Не растет на этом грунте ничего, вчера росло, а сегодня нет. Если б опыт удался, за ночь бактерии уже образовали бы видимую невооруженным глазом пленку.

— Ну вот чего они, а? — с неподдельным отчаянием пробормотала Лена.

— Теория хаоса, — важно произнес Никита. Он-то моих упаднических речей успел наслушаться, он тут хоть и не с начала проекта, как я, но уж несколько лет точно. — Нелинейные системы… Даже в одной клетке процессы не описать линейными моделями, а уж в сообществе! Одной молекулы достаточно, чтоб запустить какой-нибудь каскад…

— И откуда же она прилетела, эта молекула? — я бесцеремонно перебила его излияния. Объяснения придумывать — это мы мастера, результаты вот кто получать будет?

Никита растерянно покосился на мембрану шлюза, через которую только что прошел. Это мы стоим снаружи, за толстым стеклом, отделяющим бокс повышенной стерильности от основного помещения. А он парится там в полностью закрытом защитном костюме. На Земле такие предосторожности используют только при работе с патогенными штаммами, что вызывают серьезные болезни. Наши же бактерии совершенно безобидны. Не себя от них мы защищаем, а наоборот. Все параметры среды для эксперимента должны быть известны точно, занесем что-нибудь лишнее — в жизни потом не разберемся, отчего изменились данные.

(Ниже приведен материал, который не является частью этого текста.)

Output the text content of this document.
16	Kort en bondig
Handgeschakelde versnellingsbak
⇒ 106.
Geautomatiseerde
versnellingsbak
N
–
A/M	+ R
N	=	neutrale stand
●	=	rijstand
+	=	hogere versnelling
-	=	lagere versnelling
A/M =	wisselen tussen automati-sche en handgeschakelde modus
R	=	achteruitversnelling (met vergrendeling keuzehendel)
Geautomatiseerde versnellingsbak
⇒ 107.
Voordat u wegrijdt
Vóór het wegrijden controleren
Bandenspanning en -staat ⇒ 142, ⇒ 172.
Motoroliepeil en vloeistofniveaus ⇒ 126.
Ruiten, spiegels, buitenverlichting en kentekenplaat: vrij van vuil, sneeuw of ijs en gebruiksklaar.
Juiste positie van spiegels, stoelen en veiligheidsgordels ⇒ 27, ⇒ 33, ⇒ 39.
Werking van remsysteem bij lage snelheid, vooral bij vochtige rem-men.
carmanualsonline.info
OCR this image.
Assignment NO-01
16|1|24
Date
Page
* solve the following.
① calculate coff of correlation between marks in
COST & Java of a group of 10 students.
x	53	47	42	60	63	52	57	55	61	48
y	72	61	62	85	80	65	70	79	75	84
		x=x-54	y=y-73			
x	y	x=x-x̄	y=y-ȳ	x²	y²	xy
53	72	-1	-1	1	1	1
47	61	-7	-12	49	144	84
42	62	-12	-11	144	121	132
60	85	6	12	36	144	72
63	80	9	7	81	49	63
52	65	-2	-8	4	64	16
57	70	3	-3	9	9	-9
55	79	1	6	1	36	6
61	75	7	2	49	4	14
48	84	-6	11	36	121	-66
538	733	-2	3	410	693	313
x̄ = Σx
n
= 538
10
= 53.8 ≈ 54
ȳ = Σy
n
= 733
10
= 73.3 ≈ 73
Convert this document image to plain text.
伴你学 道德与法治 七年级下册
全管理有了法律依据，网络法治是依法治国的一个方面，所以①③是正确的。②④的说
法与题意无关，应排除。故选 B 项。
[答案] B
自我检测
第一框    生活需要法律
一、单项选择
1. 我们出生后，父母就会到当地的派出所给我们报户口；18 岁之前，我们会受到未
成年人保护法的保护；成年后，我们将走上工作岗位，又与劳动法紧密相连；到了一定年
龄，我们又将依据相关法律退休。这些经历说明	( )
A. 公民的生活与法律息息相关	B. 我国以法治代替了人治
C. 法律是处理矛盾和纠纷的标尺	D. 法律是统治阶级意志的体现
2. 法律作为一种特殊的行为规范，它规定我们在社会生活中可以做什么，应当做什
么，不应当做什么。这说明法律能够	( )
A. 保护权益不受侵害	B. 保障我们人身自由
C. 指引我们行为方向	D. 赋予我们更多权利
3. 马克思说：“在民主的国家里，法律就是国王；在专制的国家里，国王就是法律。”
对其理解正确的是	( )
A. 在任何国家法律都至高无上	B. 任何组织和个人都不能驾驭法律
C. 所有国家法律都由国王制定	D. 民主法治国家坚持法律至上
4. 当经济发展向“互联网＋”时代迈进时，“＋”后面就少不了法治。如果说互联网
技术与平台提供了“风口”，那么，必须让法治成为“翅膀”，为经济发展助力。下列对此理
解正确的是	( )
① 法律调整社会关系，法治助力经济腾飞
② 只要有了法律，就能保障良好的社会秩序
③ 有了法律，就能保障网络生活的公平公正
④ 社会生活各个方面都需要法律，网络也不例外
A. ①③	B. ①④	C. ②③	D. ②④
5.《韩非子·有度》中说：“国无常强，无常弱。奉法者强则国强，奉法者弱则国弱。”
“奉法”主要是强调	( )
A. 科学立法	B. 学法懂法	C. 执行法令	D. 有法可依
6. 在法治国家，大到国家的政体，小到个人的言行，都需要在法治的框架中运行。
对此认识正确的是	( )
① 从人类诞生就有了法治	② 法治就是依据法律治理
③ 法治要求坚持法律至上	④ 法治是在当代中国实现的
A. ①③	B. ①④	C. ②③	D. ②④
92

— Может, шлюз работает недостаточно эффективно? Система очистки что-нибудь пропустила…

— Вот и разберись с ней.

— Я же не техник и не электронщик, — обреченно вздохнул аспирант. Знает уже, что подобные отговорки здесь не работают.

— А я — не разгрузчик контейнеров. Кстати, о разгрузке…

2.

На следующий день эти микроскопические сволочи выросли на чашках, как миленькие. И это было бы радостным событием, если б только мы могли установить его причину.

Вызов от службы безопасности был, как гром среди удивительно ясного на данный момент марсианского неба.

— Ваш зонд для отбора почвы сейчас далеко от кратера 3410?

— Наш зонд в спящем режиме, — я озабоченно нахмурилась, а Никита уже замельтешил пальцами в сенсорном поле, выводя на экран карту, где зеленой мигающей меткой был отмечен робот-зонд. — В трех километрах оттуда. Положение не менялось уже двадцать часов. Если кто-то безобразничает в кратере, то это не мы.

— Знаю, — вздохнул мой собеседник. — Амеры там копаются, это ж граница их участка. Только что прислали странный запрос, интересуются, не можем ли мы, если нас не затруднит, прислать на помощь им какой-нибудь легкий зонд.